Die echten Probleme

KOMMENTAR

Von Reinhard Kriechbaum

22/12/20 Die Mozartwoche ist abgesagt. Nicht deshalb, weil (zumindest nach derzeitigem Informationsstand) Veranstaltungen rund um Mozarts 265. Geburtstag am 27. Jänner unmöglich wären. Die Wahrheit ist: Die gesamte Kultur steht derzeit hilflos in einem geradezu kafkaesken Umfeld da.

Die Stiftung Mozarteum hätte sich wahrschenlich sogar damit abgefunden, dass die Wiener Philharmoniker im Großen Festspielhaus vor läppischen fünfhundert Zuhörerinnen und Zuhörern hätten spielen müssen. Doch im Moment sitzen alle Kulturveranstalter, von den allergrößten bis hin zu den kleinen „Krabblern“ aus der freien Szene, im gleichen sinkenden Schiff: Die Bundespolitiker verkünden in ihren Pressekonferenzen Dinge, die am echten Leben und seinen zwangsweise eingeschränkten Möglichkeiten absolut vorbei gehen. Eine Öffnung von Kulturstätten ab 18. Jänner bei gleichzeitlicher nächtlicher Ausgangssperre ab 20 Uhr? Kein Problem offenbar für Kurz, Anschober und Nehammer – sollen die „Kulturverliebten“ eben tagsüber ihr Home office zusperren...
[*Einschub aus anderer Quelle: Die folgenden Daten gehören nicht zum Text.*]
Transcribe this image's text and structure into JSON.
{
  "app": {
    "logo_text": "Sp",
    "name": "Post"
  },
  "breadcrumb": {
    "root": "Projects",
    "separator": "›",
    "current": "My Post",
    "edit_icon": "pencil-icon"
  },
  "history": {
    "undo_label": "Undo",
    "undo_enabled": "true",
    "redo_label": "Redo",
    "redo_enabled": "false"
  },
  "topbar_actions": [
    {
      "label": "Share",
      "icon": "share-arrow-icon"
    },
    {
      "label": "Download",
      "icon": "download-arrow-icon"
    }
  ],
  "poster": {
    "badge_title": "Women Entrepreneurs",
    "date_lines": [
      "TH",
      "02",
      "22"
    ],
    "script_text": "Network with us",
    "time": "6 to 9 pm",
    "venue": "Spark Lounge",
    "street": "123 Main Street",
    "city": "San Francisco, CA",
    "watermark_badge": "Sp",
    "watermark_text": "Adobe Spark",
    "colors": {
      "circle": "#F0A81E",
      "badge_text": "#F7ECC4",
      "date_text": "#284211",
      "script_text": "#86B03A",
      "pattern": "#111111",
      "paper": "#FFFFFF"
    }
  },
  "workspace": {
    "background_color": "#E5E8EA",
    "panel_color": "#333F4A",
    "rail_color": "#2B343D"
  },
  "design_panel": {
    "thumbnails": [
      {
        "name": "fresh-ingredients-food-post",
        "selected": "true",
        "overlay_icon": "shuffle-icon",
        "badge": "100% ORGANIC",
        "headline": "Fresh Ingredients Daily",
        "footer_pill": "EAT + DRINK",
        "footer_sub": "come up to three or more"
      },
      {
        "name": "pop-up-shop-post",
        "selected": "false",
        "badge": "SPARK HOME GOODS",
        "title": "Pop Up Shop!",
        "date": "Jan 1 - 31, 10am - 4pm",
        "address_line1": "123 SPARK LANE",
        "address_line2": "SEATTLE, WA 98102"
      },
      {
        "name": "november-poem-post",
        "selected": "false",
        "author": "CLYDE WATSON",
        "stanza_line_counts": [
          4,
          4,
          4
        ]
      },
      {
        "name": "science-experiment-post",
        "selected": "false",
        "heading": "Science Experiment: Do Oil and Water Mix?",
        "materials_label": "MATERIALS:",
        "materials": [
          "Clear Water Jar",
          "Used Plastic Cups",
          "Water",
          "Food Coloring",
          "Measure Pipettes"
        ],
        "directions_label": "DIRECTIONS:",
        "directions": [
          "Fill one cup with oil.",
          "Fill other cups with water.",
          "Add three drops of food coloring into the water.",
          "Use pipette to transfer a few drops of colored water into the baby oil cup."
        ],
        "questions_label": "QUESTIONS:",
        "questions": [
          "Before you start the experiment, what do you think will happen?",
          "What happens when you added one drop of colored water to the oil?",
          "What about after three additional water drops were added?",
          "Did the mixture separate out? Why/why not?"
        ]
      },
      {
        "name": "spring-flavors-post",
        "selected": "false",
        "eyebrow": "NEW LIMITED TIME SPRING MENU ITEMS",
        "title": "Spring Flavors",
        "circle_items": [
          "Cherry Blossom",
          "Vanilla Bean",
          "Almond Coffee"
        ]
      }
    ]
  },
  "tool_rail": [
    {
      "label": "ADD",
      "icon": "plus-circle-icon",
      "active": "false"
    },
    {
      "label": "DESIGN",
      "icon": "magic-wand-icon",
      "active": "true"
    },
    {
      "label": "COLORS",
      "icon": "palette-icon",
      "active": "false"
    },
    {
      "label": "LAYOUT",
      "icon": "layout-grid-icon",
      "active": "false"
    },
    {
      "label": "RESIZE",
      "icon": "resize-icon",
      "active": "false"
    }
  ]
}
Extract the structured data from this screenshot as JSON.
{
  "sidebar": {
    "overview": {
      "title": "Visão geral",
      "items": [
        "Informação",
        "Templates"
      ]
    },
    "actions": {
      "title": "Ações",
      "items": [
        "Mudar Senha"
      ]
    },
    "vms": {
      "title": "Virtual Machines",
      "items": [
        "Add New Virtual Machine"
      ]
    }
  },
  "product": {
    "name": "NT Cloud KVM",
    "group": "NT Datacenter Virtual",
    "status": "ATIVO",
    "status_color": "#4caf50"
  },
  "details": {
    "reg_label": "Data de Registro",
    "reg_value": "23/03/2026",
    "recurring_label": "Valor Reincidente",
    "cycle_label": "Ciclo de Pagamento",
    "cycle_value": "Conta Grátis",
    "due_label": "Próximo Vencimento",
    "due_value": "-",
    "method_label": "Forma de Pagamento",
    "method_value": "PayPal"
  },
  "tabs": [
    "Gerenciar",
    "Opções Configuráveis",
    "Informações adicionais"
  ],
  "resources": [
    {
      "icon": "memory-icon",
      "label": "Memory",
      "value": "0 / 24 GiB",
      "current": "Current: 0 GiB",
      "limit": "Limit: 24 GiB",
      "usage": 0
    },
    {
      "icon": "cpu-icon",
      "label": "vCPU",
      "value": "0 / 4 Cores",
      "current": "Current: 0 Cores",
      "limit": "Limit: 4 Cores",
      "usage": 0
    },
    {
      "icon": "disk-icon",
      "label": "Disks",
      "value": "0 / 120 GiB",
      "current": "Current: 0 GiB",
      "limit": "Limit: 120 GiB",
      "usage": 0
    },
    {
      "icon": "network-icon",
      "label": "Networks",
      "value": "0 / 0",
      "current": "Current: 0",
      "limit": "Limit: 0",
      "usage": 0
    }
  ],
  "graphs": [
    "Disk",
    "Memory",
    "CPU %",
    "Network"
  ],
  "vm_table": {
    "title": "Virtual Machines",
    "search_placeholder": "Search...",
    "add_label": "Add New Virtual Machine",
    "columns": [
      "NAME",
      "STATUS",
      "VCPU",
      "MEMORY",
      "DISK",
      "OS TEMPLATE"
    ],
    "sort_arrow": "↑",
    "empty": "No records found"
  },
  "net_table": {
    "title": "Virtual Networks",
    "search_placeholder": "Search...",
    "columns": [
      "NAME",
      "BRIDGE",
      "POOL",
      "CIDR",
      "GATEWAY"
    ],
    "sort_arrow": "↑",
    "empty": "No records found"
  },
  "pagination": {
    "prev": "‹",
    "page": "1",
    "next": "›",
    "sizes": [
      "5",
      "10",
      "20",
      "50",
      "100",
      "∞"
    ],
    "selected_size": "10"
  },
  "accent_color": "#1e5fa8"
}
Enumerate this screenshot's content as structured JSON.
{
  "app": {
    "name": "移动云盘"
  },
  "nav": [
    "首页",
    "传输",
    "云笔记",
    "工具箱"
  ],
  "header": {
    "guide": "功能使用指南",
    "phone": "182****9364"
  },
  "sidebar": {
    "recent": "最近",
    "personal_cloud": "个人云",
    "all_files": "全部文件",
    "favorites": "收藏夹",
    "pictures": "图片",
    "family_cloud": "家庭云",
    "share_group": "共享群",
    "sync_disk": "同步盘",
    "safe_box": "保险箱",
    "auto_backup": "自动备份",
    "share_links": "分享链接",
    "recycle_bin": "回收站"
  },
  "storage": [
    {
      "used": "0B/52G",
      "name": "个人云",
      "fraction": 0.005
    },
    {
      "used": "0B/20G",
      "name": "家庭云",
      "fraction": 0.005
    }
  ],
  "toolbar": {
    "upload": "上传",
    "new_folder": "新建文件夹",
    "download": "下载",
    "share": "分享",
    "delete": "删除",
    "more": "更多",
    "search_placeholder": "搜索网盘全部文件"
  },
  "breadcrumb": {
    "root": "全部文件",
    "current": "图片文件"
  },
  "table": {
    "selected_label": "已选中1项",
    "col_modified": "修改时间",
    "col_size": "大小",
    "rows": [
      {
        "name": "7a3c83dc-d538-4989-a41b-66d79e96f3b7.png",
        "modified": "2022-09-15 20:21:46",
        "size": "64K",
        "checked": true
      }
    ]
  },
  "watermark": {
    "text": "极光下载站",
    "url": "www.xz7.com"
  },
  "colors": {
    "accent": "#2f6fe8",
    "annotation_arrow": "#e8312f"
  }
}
Von Planungssicherheit für Kulturveranstalter ist seltener denn je die Rede, dafür nehmen manche Diskussionen unterdessen kafkaeske Züge an. Wir geben zu: Die heimische Seilbahnwirtschaft ist gerade unser Feindbild Nummer eins. Dass die Medien deren Wortführern derzeit gar so viel Raum geben, hat absolut nichts mit dem übergroßen Druck von unten, sprich: mit der unbändigen Skifahr-Sehnsucht einer ganzen Nation zu tun. Bis vor kurzem hat man lautstark darüber gejammert, dass immer weniger Österreicher dem Skifahren frönen und immer weniger Kinder den Umgang mit den Bretteln lernen.

Im Moment klingt es so, als ob das Tragen von FFP2-Masken der Gipfelpunkt an Unzumutbarkeit und der Todesstoß schlechthin für die Bergbahnen wäre. Mit Unverfrorenheit sondergleichen vergleichen die Bergbahn-Betreiber ihre Unternehmen mit öffentlichen Verkehrsmitteln. Wir dürfen schon dran erinnern: U-Bahnen und Obusse müssen viele Menschen benützen, um zur Arbeit zu kommen. Die Benutzung von Gondeln, Bubbles und dergleichen ist hingegen pures Hobby. Und was kostet eine FFP2-Maske im Vergleich zu einer Tageskarte in der Skiwelt Amadé? Am ersten Wochenende der Mozartwoche täte dort das Tagesticket nach heutigem Stand im Online-Verkauf mit 58 Euro zu Buche schlagen.

Grenzwertig sind nicht die FFP2-Masken, die „das Geduldsfass zum Überlaufen“ bringen (© Sepp Gruber, Großarler Bergbahnen), sondern die Präpotenz einer Sparte der Freizeitwirtschaft. Der Sprecher der Seilbahnwirtschaft, Erich Egger, darf unwidersprochen hinausposaunen: „FFP2-Masken braucht man sonst nur in OP-Sälen und Seniorenheimen.“ Ehrlich: Ich möchte nicht in den Ausdünstungen verschwitzter, schnaubender Skifahrer in einer Sechsergondel sitzen. Auch nicht zu dritt.

Demgegenüber wäre der Aufenthalt im Landestheater, im Großen Saal des Mozarteums oder im Großen Festspielhaus geradezu ein Gesundbrunnen. Selbst wenn alle Plätze besetzt wären. Aber darüber flammt keine Diskussion auf, ebensowenig über die geschlossenen Schulen und Universitäten. Aus solcher Prioritätensetzung im öffentlichen Diskurs kann man den Stellenwert von Kultur und Bildung unmittelbar ablesen.

Vielleicht sollten wir die Lehre draus ziehen und einfach den Hut drauf hauen?